Étudiant en philosophie et en mathématiques à l’université de sa ville natale de Léopol (Lwów), alors la capitale de la province autrichienne de Galicie, Jan Łukasiewicz obtient le titre de docteur en philosophie en 1902 pour une thèse écrite sous la direction de Kazimierz Twardowski, qui lui vaut les félicitations du jury et la mention „sub auspiciis Imperatoris”. Dans les années suivantes (1902-1906), il poursuit des études de philosophie à Berlin et à Louvain. En 1906, il obtient son habilitation à l’université de Léopol où il travaille d'abord comme chargé de cours, puis, à partir de 1911, comme professeur agrégé.

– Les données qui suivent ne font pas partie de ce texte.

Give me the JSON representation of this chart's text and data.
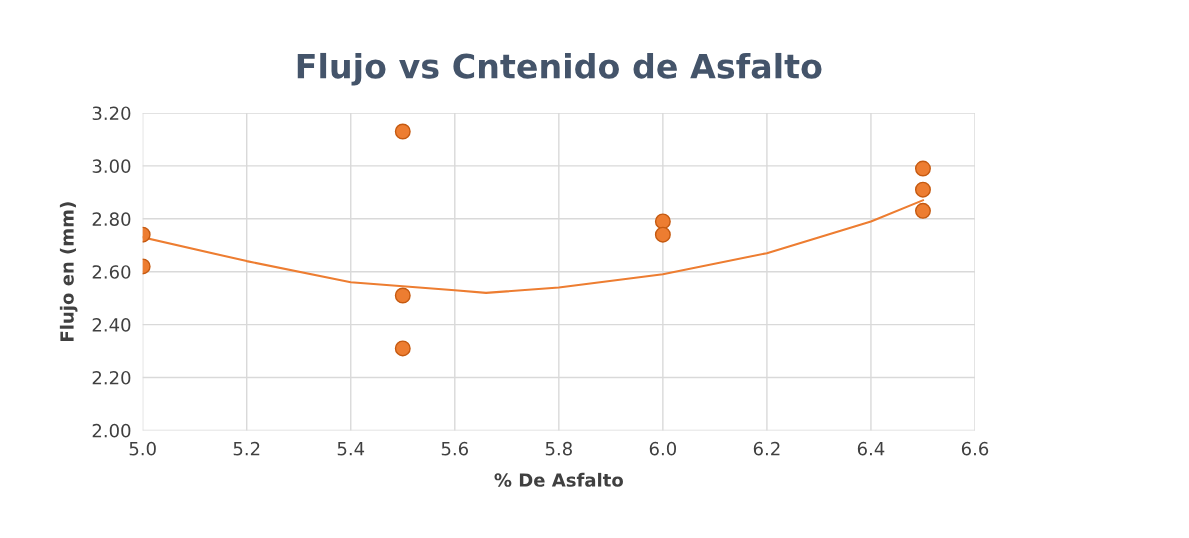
{
  "chart_data": {
    "type": "scatter",
    "title": "Flujo vs Cntenido de Asfalto",
    "xlabel": "% De Asfalto",
    "ylabel": "Flujo en (mm)",
    "xlim": [
      5.0,
      6.6
    ],
    "xticks": [
      {
        "value": 5.0,
        "label": "5.0"
      },
      {
        "value": 5.2,
        "label": "5.2"
      },
      {
        "value": 5.4,
        "label": "5.4"
      },
      {
        "value": 5.6,
        "label": "5.6"
      },
      {
        "value": 5.8,
        "label": "5.8"
      },
      {
        "value": 6.0,
        "label": "6.0"
      },
      {
        "value": 6.2,
        "label": "6.2"
      },
      {
        "value": 6.4,
        "label": "6.4"
      },
      {
        "value": 6.6,
        "label": "6.6"
      }
    ],
    "ylim": [
      2.0,
      3.2
    ],
    "yticks": [
      {
        "value": 2.0,
        "label": "2.00"
      },
      {
        "value": 2.2,
        "label": "2.20"
      },
      {
        "value": 2.4,
        "label": "2.40"
      },
      {
        "value": 2.6,
        "label": "2.60"
      },
      {
        "value": 2.8,
        "label": "2.80"
      },
      {
        "value": 3.0,
        "label": "3.00"
      },
      {
        "value": 3.2,
        "label": "3.20"
      }
    ],
    "grid": true,
    "series": [
      {
        "marker": "circle",
        "color": "#ed7d31",
        "x": [
          5.0,
          5.0,
          5.5,
          5.5,
          5.5,
          6.0,
          6.0,
          6.5,
          6.5,
          6.5
        ],
        "values": [
          2.74,
          2.62,
          3.13,
          2.51,
          2.31,
          2.79,
          2.74,
          2.99,
          2.91,
          2.83
        ]
      },
      {
        "type": "line",
        "color": "#ed7d31",
        "x": [
          5.0,
          5.2,
          5.4,
          5.6,
          5.66,
          5.8,
          6.0,
          6.2,
          6.4,
          6.5
        ],
        "values": [
          2.73,
          2.64,
          2.56,
          2.53,
          2.52,
          2.54,
          2.59,
          2.67,
          2.79,
          2.87
        ]
      }
    ]
  }
}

En 1918, Jan Łukasiewicz est nommé chef du département de l'enseignement supérieur au ministère polonais des cultes et de l'instruction publique. Entre janvier et décembre 1919, il occupe le poste de ministre (dans le même ministère) dans le gouvernement d'Ignacy Paderewski. Il retourne ensuite à l'université de Varsovie où, de 1920 jusqu'à la Seconde Guerre mondiale, il est professeur de logique et de philosophie et deux fois recteur. Parmi ses étudiants il convient de nommer : Mordechaj Wajsberg, Zygmunt Kobrzyński, Stanisław Jaśkowski, Bolesław Sobociński, Jerzy Słupecki et Józef Maria Bocheński.
Jan Łukasiewicz se lie d'une amitié avec le théologien et mathématicien allemand de l'université de Münster, Heinrich Scholz, chef de la première chaire de logique mathématique en Allemagne. Un échange scientifique animé entre les deux hommes aboutit à des conférences réciproques ainsi qu'à des projets de recherche communs. En février 1936, Łukasiewicz donne quatre conférences retentissantes à la Faculté de philosophie et des sciences naturelles de Münster. Le , alors que la tension entre l'Allemagne d'Adolf Hitler et la Pologne grandit, la Faculté de philosophie de l'université de Münster décerne à Jan Łukasiewicz un doctorat honoris causa en reconnaissance de ses mérites dans le domaine de la promotion de la logique mathématique en Allemagne ainsi que de la promotion des avancées scientifiques du mathématicien Gottlob Frege. La remise officielle du diplôme a lieu à l'ambassade d'Allemagne à Varsovie en présence de l'ambassadeur d'Allemagne, Hans-Adolf von Moltke[1].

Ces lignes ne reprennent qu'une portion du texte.